Every day is a truth day - omne ens est bonum - every day is a good day, a beautiful day!
As I walked across and along the river, over the expressway (what a word!), up the hill that is Sandyford Street, by the fire-station and the wonderful (now empty) school building (built 1897), I pass west through the small copse of tangled trees between the hospital and the railway line towards Yorkhill Park. As I do, the last of the sun's light glinting through the trees is being gradually enveloped by a great shelf-cloud which occupies the whole of the visible horizon. The golden light fizzles through the trees before the cloud eventually swallows it up. Further down at the base of Yorkhill Park the spare ground here has already itself been swallowed up by the property developers. Slowly, perhaps too slowly for people to see, all these nooks and crannies, these little invaluable spaces, are being devoured by the constructivist ones, until one day, we might look back and ask, where has all the space gone?
Up at the university library, Level 10, Philosophy and Theology ('philosophy without theology is irrelevant, and a theology without philosophy is more or less superstitious credulity' writes Raimon Panikkar somewhere in there), I fall upon Kitaro Nishida's An Enquiry into the Good.

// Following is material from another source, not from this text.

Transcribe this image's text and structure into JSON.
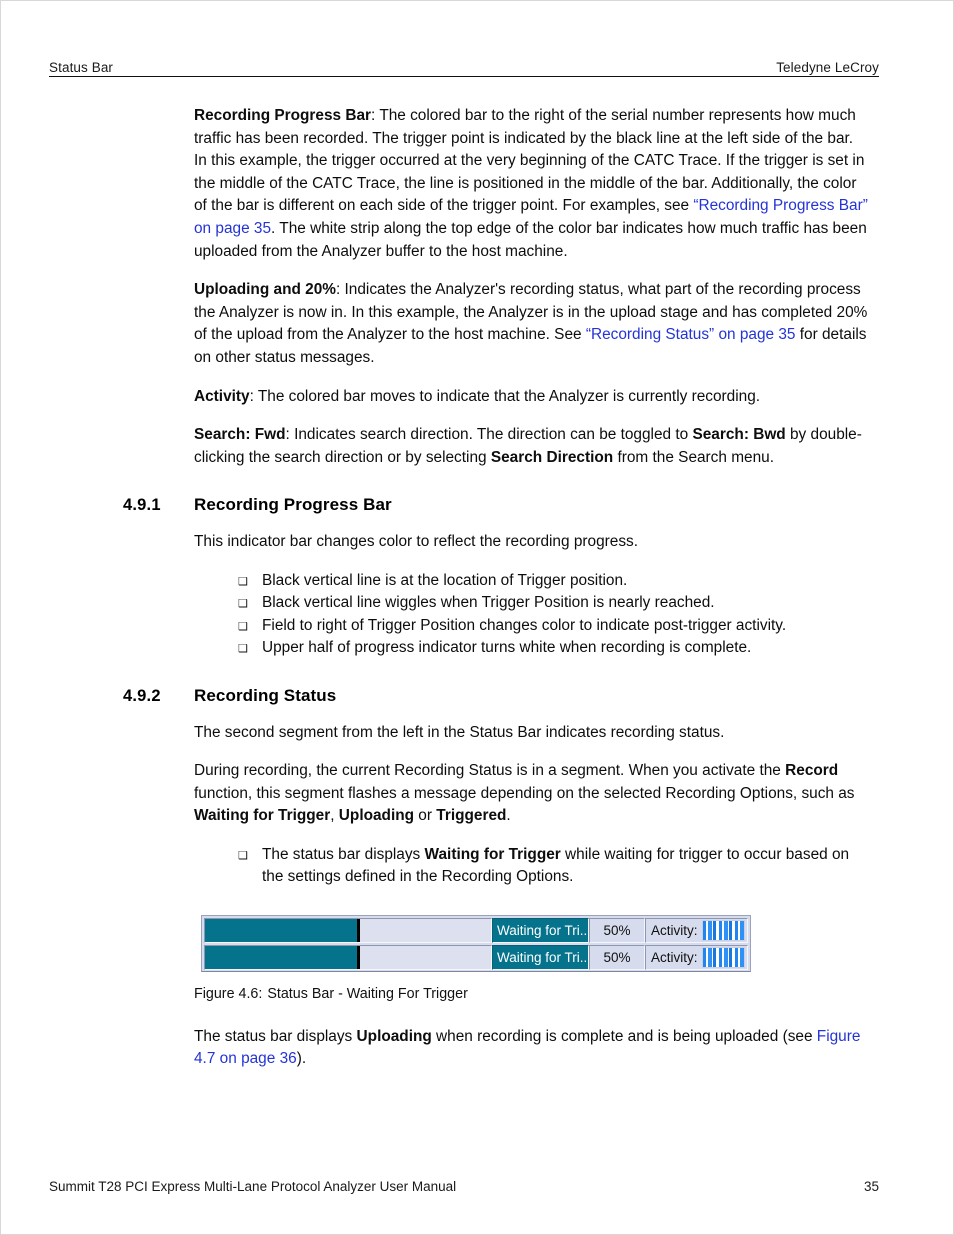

Goodness is a gathering together (a necessary tautology) of (the spirit of) all things (of their actuality). If we look at the etymology (the truth of the origin of the word) of 'good' we can trace it as far back (in time and space) as the pre-Indo-European root ghedh- meaning to unite and to associate. This corresponds with the proto-Germanic gothaz and the Old Norse goor to the Old English gaedrian meaning to gather, to put together ('together' deriving from the same source). The result of this 'gathering together' is the gradual arising of 'God' which according to Kitaro is 'the unity of the universe' ('infinite love, infinite joy, and peace'), and the awakening of the great Self (what the Hindus refer to as Brahman). Goodness and Godness are as similar as their orthography would imply. With this awakening of the Self (the dissolution of the small self into the immeasurable Self) comes pure being (actuality) and what Aristotle called 'perfect action'. Goodness spills forth - one does not 'try' to be good, rather good is being, or simply, good is. It irradiates forth like the sun's rays. Thus, Aristotle can say that the good is happiness (eudaimonia) [but a happiness that is not pleasure, see "State of Grace - From Kinning Park to Glasgow Green", but liberation from it into the realm of well-being and 'infinite joy'].

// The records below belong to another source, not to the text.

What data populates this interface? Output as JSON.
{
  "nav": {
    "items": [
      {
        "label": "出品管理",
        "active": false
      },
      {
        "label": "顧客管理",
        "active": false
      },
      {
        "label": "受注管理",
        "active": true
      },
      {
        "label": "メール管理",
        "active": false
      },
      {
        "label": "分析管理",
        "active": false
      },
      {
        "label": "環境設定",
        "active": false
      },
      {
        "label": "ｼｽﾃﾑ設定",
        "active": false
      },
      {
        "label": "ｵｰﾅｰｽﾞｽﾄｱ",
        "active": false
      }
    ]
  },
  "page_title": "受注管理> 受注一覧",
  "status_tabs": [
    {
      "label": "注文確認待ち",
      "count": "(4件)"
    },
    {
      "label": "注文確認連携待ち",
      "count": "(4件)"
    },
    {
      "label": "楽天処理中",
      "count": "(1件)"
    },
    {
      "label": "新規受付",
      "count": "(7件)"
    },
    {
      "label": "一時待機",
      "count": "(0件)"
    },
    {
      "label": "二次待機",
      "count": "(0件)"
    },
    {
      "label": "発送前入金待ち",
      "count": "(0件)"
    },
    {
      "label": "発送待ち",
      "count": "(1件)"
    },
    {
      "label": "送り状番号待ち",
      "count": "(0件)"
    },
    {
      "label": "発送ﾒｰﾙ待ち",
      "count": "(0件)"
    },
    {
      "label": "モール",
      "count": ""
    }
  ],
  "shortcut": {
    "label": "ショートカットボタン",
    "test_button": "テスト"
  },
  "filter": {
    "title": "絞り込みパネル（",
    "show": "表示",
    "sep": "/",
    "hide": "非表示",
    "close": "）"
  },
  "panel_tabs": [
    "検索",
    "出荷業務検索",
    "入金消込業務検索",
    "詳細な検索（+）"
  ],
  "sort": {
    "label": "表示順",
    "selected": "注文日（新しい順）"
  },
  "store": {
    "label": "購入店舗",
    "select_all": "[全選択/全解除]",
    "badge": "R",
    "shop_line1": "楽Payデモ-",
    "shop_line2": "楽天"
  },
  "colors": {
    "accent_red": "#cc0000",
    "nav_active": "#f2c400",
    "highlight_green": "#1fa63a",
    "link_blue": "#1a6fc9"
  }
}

'The satisfaction of... the realization of ideals always constitutes happiness,' writes Nishida. Which is why the Teutonic theosopher Jakob Boehme wrote, 'The infinite freedom of the human heart proves God directly'. 'The highest good, in other words,' Nishida continues, 'is for our spirit to develop its various abilities and to achieve a perfect development. In this way Aristotle's entelechie is the good (the completed reality of an entity and the power of the entity to reach completion). For a human to display his or her innate nature - just as a bamboo plant or a pine tree fully displays its nature - is our good. Spinoza said that virtue is to function in accordance with the self's own nature'.
'[...] In this regard the good is beauty... Beauty is felt when things are realized'.
"And God said, 'Let there be light, and there was light. And God saw that the light was good".
One could also say that this is the true, that the light was true, or indeed beautiful. Thus, I can say, Tuesday - truth day.... omne ens est bonum (all reality is good)... every day is a good day, a beautiful day.
The sun's rays leap across the horizon of being and understanding.